A:

Forward rates are extremely limited predictors of actual interest rates. This isn't particularly surprising, given the multitude of determinant factors for interest rates or the nature and use of forward rates. The imperfections of forward rate forecasts tend to be most glaring before the business cycle begins a boom or bust cycle.

The Determinants of Interest Rates

Generally speaking, interest rates depend on the supply and demand for interest-bearing financial instruments. There are three major influences on the supply and demand of interest rates: liquidity preference, the difference between the demand for past and future consumption, and the premium demanded for assuming market risk.

For example, if inflation is expected to increase in the future, individual and institutional investors may demand higher rates from their financial instruments. Businesses might increase offered interest rates on issues if they need more capital than is available to spend on future expansion.

Banks may raise interest rates if they want more deposits and lower them if they want less. The opposite is true for bank lending; rates increase if banks want to discourage borrowing and decrease if they want to encourage borrowing.

In modern mixed economies, interest rates are heavily influenced by central bank policy. Rates tend to fall when the Federal Reserve pursues expansionary monetary policy and contract when it pursues contractionary monetary policy.

Limits of Forward Rates

Because there are so many complex, uncertain and interconnected influences on interest rates, it is very hard to predict where rates will land in the future.
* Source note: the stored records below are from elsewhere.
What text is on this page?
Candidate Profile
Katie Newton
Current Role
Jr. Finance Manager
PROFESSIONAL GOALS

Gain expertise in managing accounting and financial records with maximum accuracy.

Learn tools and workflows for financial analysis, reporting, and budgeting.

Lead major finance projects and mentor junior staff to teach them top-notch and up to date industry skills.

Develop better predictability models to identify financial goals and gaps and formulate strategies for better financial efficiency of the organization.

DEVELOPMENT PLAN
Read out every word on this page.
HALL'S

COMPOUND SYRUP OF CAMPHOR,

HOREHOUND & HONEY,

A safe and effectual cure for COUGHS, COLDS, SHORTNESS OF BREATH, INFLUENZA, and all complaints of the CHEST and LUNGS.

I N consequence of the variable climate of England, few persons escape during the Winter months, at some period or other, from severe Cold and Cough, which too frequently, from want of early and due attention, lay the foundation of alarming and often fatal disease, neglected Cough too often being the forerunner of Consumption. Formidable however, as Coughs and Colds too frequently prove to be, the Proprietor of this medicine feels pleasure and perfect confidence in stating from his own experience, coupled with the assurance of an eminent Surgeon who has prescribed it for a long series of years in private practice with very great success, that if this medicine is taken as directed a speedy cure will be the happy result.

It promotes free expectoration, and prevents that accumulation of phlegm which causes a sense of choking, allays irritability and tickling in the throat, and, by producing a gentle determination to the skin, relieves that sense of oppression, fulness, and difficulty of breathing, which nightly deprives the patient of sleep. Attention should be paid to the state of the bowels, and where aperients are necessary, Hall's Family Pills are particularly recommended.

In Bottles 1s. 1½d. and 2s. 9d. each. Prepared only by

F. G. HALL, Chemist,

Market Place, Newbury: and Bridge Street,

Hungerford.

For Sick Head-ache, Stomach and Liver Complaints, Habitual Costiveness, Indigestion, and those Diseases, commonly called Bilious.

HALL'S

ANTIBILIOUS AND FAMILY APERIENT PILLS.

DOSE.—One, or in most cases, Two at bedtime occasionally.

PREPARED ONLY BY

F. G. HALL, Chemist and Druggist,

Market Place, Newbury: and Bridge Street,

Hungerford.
Most forward rate calculations tell investors a lot more about how spot rate curves are set today. Even though longer-term spot rates are adjusted based on future expectations, their accuracy is limited to the forecasting ability of present market actors (and Federal Open Market Committee (FOMC) policy or other artificial manipulations).

Forward rates are intended to coordinate futures contracts so that they are competitive with other financial market transactions. There is a component of future forecasting involved, but it is ancillary rather than primary.